Aus einer israelischen Perspektive betrachtet, hat man sich zu sehr auf den Nah-Ost Konflikt als solchem konzentriert und dabei anderen Konflikte außer Acht gelassen. Die Europäer hätten auf den Beginn der arabischen Revolutionen teilweise panisch reagiert. Dabei seien die Bewegungen in Tunis, Ägypten, Libyen oder Syrien unterschiedlicher Natur. Die Anti-Mubarak Bewegung betrachtete Mubarak als Helfer Israels, was aus israelischer Sichtweise nur als historische Ironie aufzufassen sei. Europas Aufgabe wird es sein, die Anti-Mubarak Bewegung zu fördern. Im gleichen Moment sollte Israel aber nicht mehr Mittelpunkt der Auseinandersetzung sein.
Die Vereinigten Staaten sehen sich weiterhin in der Beobachterposition. Sie anerkennen das Selbstbestimmungsrecht der Völker, welche sich in Demokratie und freien Wahlen manifestiert. Auch favorisieren sie die Zweistaatenlösung, lehnen aber auch eine aufkeimende Siedlungsaktivität seitens Israels ab.
Aus einem politikwissenschaftlichen Blickwinkel betrachtet, ist der Umbruchprozess im Nahen Osten, mit demjenigen Ost-Europas Ende der 1980er/ Anfang der 1990er ohne weiteres vergleichbar. Die Herausforderung Europas wird es sein, sich mit neuen, durchaus selbstbewussten Akteuren in der Region auseinanderzusetzen. Es muss eine Art von „Vorschuß-Vetrauen“ an neuaufkommende Akteure leisten, ohne wirklich zu wissen, mit wem es eigentlich zu tun hat. Europa sollte sich nicht von Nebenkriegsschauplätzen wie den libyschen Konflikt ablenken lassen, sondern sich um die Schlüsselländer in der Region wie zum Beispiel Ägypten kümmern. Es wäre anmaßend, den Gewinner in der Region zu bestimmen. Das steht den Europäern nicht zu. Es bedarf eines europäischen „Marshallplans“ für die Region, was auch ein europäisches Bildungsprogramm für die Mittelmeeranrainerstaaten mit einbezieht. Dazu gehört auch, dass Europa offener gegenüber Immigranten mit qualifizierter Ausbildung wird.
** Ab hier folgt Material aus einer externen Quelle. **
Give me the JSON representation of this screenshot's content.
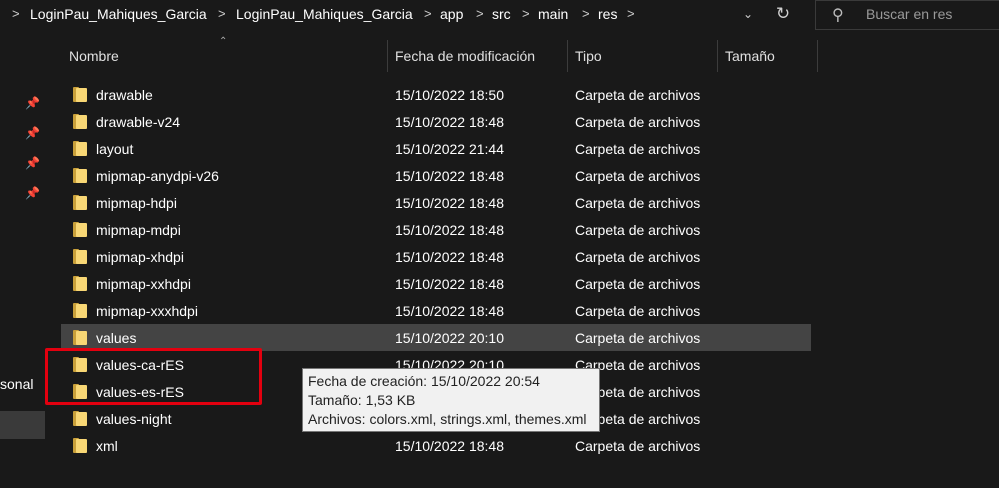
{
  "address": {
    "crumbs": [
      "LoginPau_Mahiques_Garcia",
      "LoginPau_Mahiques_Garcia",
      "app",
      "src",
      "main",
      "res"
    ],
    "separator": ">",
    "dropdown_icon": "chevron-down",
    "refresh_icon": "refresh"
  },
  "search": {
    "placeholder": "Buscar en res",
    "icon": "search"
  },
  "nav": {
    "partial_label": "sonal"
  },
  "columns": {
    "name": "Nombre",
    "date": "Fecha de modificación",
    "type": "Tipo",
    "size": "Tamaño"
  },
  "files": [
    {
      "name": "drawable",
      "date": "15/10/2022 18:50",
      "type": "Carpeta de archivos"
    },
    {
      "name": "drawable-v24",
      "date": "15/10/2022 18:48",
      "type": "Carpeta de archivos"
    },
    {
      "name": "layout",
      "date": "15/10/2022 21:44",
      "type": "Carpeta de archivos"
    },
    {
      "name": "mipmap-anydpi-v26",
      "date": "15/10/2022 18:48",
      "type": "Carpeta de archivos"
    },
    {
      "name": "mipmap-hdpi",
      "date": "15/10/2022 18:48",
      "type": "Carpeta de archivos"
    },
    {
      "name": "mipmap-mdpi",
      "date": "15/10/2022 18:48",
      "type": "Carpeta de archivos"
    },
    {
      "name": "mipmap-xhdpi",
      "date": "15/10/2022 18:48",
      "type": "Carpeta de archivos"
    },
    {
      "name": "mipmap-xxhdpi",
      "date": "15/10/2022 18:48",
      "type": "Carpeta de archivos"
    },
    {
      "name": "mipmap-xxxhdpi",
      "date": "15/10/2022 18:48",
      "type": "Carpeta de archivos"
    },
    {
      "name": "values",
      "date": "15/10/2022 20:10",
      "type": "Carpeta de archivos"
    },
    {
      "name": "values-ca-rES",
      "date": "15/10/2022 20:10",
      "type": "Carpeta de archivos"
    },
    {
      "name": "values-es-rES",
      "date": "",
      "type": "Carpeta de archivos"
    },
    {
      "name": "values-night",
      "date": "",
      "type": "Carpeta de archivos"
    },
    {
      "name": "xml",
      "date": "15/10/2022 18:48",
      "type": "Carpeta de archivos"
    }
  ],
  "tooltip": {
    "created": "Fecha de creación: 15/10/2022 20:54",
    "size": "Tamaño: 1,53 KB",
    "files": "Archivos: colors.xml, strings.xml, themes.xml"
  },
  "colors": {
    "background": "#191919",
    "selected_row": "#444444",
    "highlight_border": "#e3000f",
    "folder": "#f8d775"
  }
}
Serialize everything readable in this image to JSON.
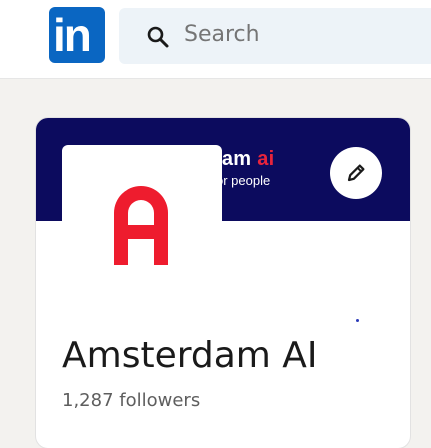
{
  "nav": {
    "logo_text": "in",
    "search": {
      "placeholder": "Search",
      "icon": "search-icon"
    }
  },
  "company": {
    "banner": {
      "brand_partial": "lam",
      "brand_accent": "ai",
      "tagline_partial": "or people"
    },
    "edit_icon": "pencil-icon",
    "logo_letter": "A",
    "name": "Amsterdam AI",
    "followers": "1,287 followers"
  },
  "colors": {
    "linkedin_blue": "#0a66c2",
    "banner_navy": "#0c0b5e",
    "brand_red": "#e8243c"
  }
}
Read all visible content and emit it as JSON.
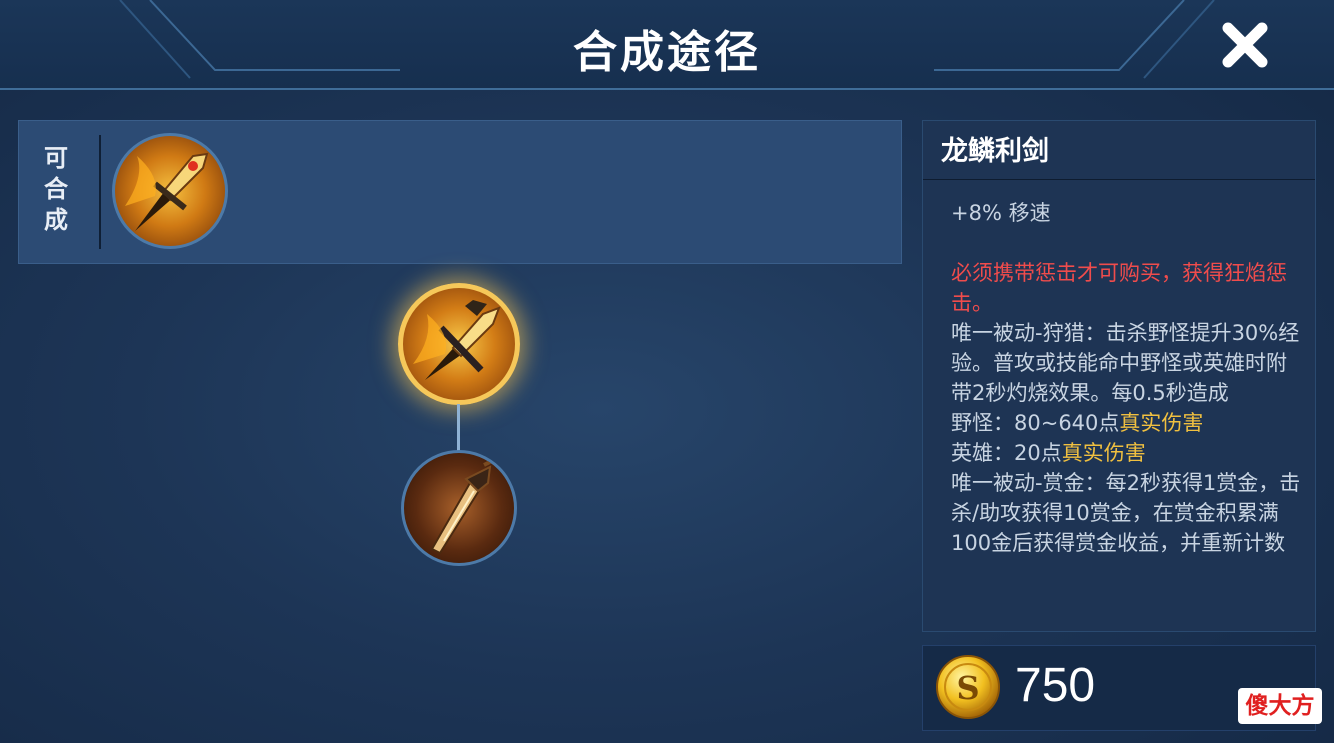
{
  "header": {
    "title": "合成途径",
    "close_icon": "close-x-icon"
  },
  "composable": {
    "label": "可合成",
    "items": [
      {
        "icon": "dragon-scale-sword-icon"
      }
    ]
  },
  "tree": {
    "root": {
      "icon": "dragon-scale-sword-icon",
      "selected": true
    },
    "children": [
      {
        "icon": "hunting-dagger-icon"
      }
    ]
  },
  "detail": {
    "name": "龙鳞利剑",
    "stat": "+8% 移速",
    "warning": "必须携带惩击才可购买，获得狂焰惩击。",
    "passive_hunt": "唯一被动-狩猎：击杀野怪提升30%经验。普攻或技能命中野怪或英雄时附带2秒灼烧效果。每0.5秒造成",
    "monster_prefix": "野怪：80~640点",
    "hero_prefix": "英雄：20点",
    "true_damage": "真实伤害",
    "passive_bounty": "唯一被动-赏金：每2秒获得1赏金，击杀/助攻获得10赏金，在赏金积累满100金后获得赏金收益，并重新计数"
  },
  "price": {
    "icon": "gold-coin-icon",
    "value": "750"
  },
  "watermark": "傻大方",
  "colors": {
    "warning": "#f04c4c",
    "highlight": "#f0c040",
    "glow": "#f6c85a"
  }
}
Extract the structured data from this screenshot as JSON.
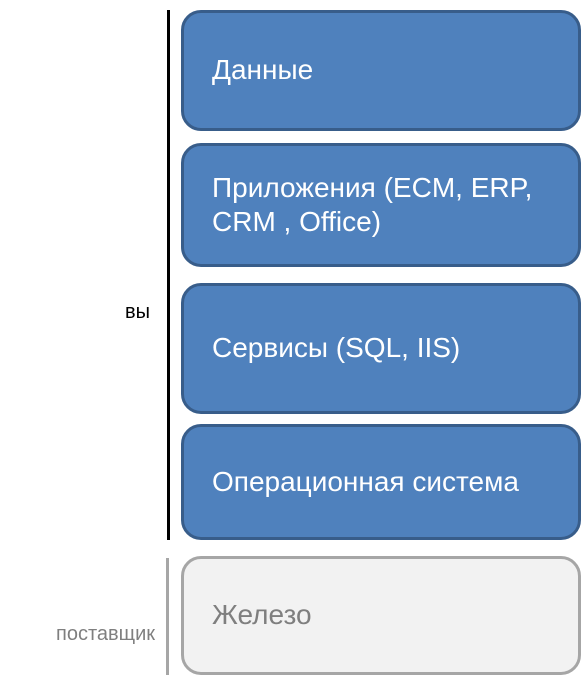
{
  "labels": {
    "you": "вы",
    "vendor": "поставщик"
  },
  "layers": [
    {
      "label": "Данные"
    },
    {
      "label": "Приложения (ECM, ERP, CRM , Office)"
    },
    {
      "label": "Сервисы (SQL, IIS)"
    },
    {
      "label": "Операционная система"
    },
    {
      "label": "Железо"
    }
  ],
  "colors": {
    "layer_fill": "#4f81bd",
    "layer_border": "#385d8a",
    "vendor_fill": "#f2f2f2",
    "vendor_border": "#a6a6a6",
    "vendor_text": "#7f7f7f"
  }
}
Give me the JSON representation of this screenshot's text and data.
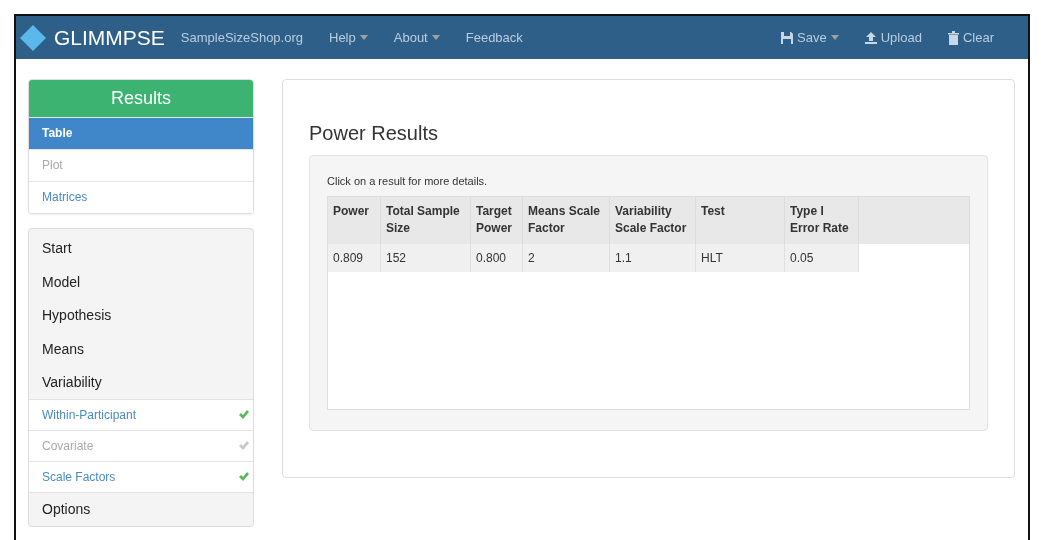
{
  "navbar": {
    "brand": "GLIMMPSE",
    "links": [
      {
        "label": "SampleSizeShop.org",
        "dropdown": false
      },
      {
        "label": "Help",
        "dropdown": true
      },
      {
        "label": "About",
        "dropdown": true
      },
      {
        "label": "Feedback",
        "dropdown": false
      }
    ],
    "actions": [
      {
        "label": "Save",
        "kind": "save",
        "dropdown": true
      },
      {
        "label": "Upload",
        "kind": "upload",
        "dropdown": false
      },
      {
        "label": "Clear",
        "kind": "clear",
        "dropdown": false
      }
    ]
  },
  "results_menu": {
    "title": "Results",
    "items": [
      {
        "label": "Table",
        "selected": true,
        "disabled": false
      },
      {
        "label": "Plot",
        "selected": false,
        "disabled": true
      },
      {
        "label": "Matrices",
        "selected": false,
        "disabled": false
      }
    ]
  },
  "steps": [
    {
      "label": "Start",
      "kind": "section"
    },
    {
      "label": "Model",
      "kind": "section"
    },
    {
      "label": "Hypothesis",
      "kind": "section"
    },
    {
      "label": "Means",
      "kind": "section"
    },
    {
      "label": "Variability",
      "kind": "section"
    },
    {
      "label": "Within-Participant",
      "kind": "sub",
      "disabled": false,
      "checked": true
    },
    {
      "label": "Covariate",
      "kind": "sub",
      "disabled": true,
      "checked": true
    },
    {
      "label": "Scale Factors",
      "kind": "sub",
      "disabled": false,
      "checked": true
    },
    {
      "label": "Options",
      "kind": "section"
    }
  ],
  "main": {
    "title": "Power Results",
    "hint": "Click on a result for more details.",
    "table": {
      "columns": [
        "Power",
        "Total Sample Size",
        "Target Power",
        "Means Scale Factor",
        "Variability Scale Factor",
        "Test",
        "Type I Error Rate"
      ],
      "rows": [
        [
          "0.809",
          "152",
          "0.800",
          "2",
          "1.1",
          "HLT",
          "0.05"
        ]
      ]
    }
  }
}
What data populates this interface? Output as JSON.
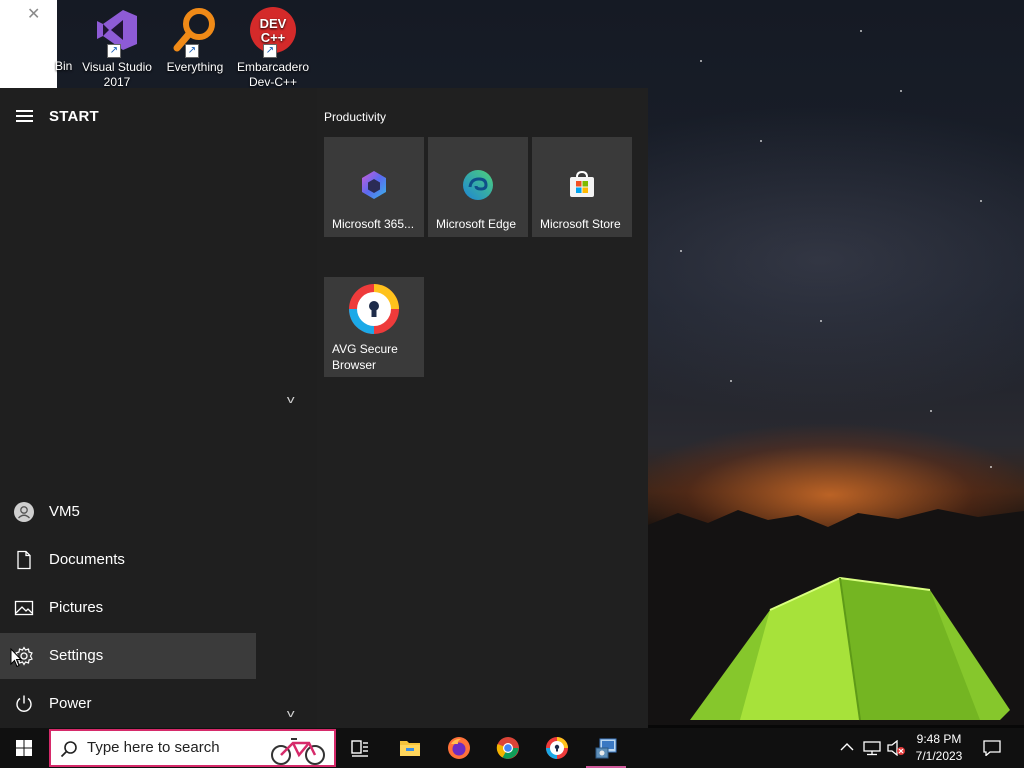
{
  "desktop": {
    "icons": [
      {
        "label_line1": "Visual Studio",
        "label_line2": "2017",
        "icon": "visual-studio-icon"
      },
      {
        "label_line1": "Everything",
        "label_line2": "",
        "icon": "everything-search-icon"
      },
      {
        "label_line1": "Embarcadero",
        "label_line2": "Dev-C++",
        "icon": "devcpp-icon",
        "badge": "DEV C++"
      }
    ],
    "partial_icon_label": "Bin"
  },
  "start_menu": {
    "title": "START",
    "nav": [
      {
        "label": "VM5",
        "icon": "user-avatar-icon"
      },
      {
        "label": "Documents",
        "icon": "document-icon"
      },
      {
        "label": "Pictures",
        "icon": "pictures-icon"
      },
      {
        "label": "Settings",
        "icon": "gear-icon",
        "active": true
      },
      {
        "label": "Power",
        "icon": "power-icon"
      }
    ],
    "group_title": "Productivity",
    "tiles": [
      {
        "label": "Microsoft 365...",
        "icon": "microsoft-365-icon"
      },
      {
        "label": "Microsoft Edge",
        "icon": "edge-icon"
      },
      {
        "label": "Microsoft Store",
        "icon": "store-icon"
      },
      {
        "label": "AVG Secure Browser",
        "icon": "avg-browser-icon"
      }
    ]
  },
  "taskbar": {
    "search_placeholder": "Type here to search",
    "apps": [
      "task-view-icon",
      "file-explorer-icon",
      "firefox-icon",
      "chrome-icon",
      "avg-browser-icon",
      "control-panel-icon"
    ],
    "clock": {
      "time": "9:48 PM",
      "date": "7/1/2023"
    }
  },
  "colors": {
    "accent": "#d62a6a",
    "menu_bg": "#202020",
    "tile_bg": "#3a3a3a"
  }
}
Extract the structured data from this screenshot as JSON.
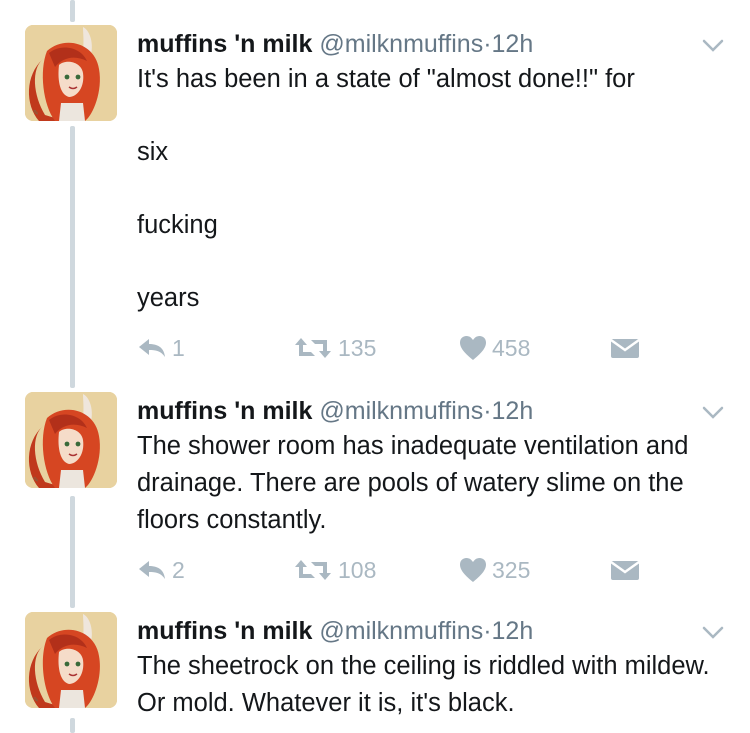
{
  "author": {
    "name": "muffins 'n milk",
    "handle": "@milknmuffins",
    "separator": "·"
  },
  "tweets": [
    {
      "time": "12h",
      "paragraphs": [
        "It's has been in a state of \"almost done!!\" for",
        "six",
        "fucking",
        "years"
      ],
      "replies": "1",
      "retweets": "135",
      "likes": "458"
    },
    {
      "time": "12h",
      "paragraphs": [
        "The shower room has inadequate ventilation and drainage. There are pools of watery slime on the floors constantly."
      ],
      "replies": "2",
      "retweets": "108",
      "likes": "325"
    },
    {
      "time": "12h",
      "paragraphs": [
        "The sheetrock on the ceiling is riddled with mildew. Or mold. Whatever it is, it's black."
      ]
    }
  ],
  "colors": {
    "text": "#14171a",
    "meta": "#657786",
    "action_icons": "#aab8c2",
    "thread_line": "#cfd8de"
  },
  "icons": [
    "avatar-illustration",
    "chevron-down-icon",
    "reply-icon",
    "retweet-icon",
    "heart-icon",
    "direct-message-icon"
  ]
}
Das Know-How wird in Europa gebraucht und sollte nicht ungenutzt bleiben.
Zweifelsohne beruhte der allgemeine Konsens an diesem Tag auf der Tatsache, dass Europa sich stärker den Nah-Ost Prozess einbringt und die Revolution fördert, ohne aber ihre Finalität zu bestimmen. Europa muss also aktiver werden, um nicht als krank und gebrechlich wahrgenommen zu werden. Es könnte also seinem dynamischen und innovativen Anspruch gerecht werden, scheint sich aber -zumindest in manchen Staaten--noch allzu gerne in der Rolle des alten gebrechlichen Mannes zu gefallen.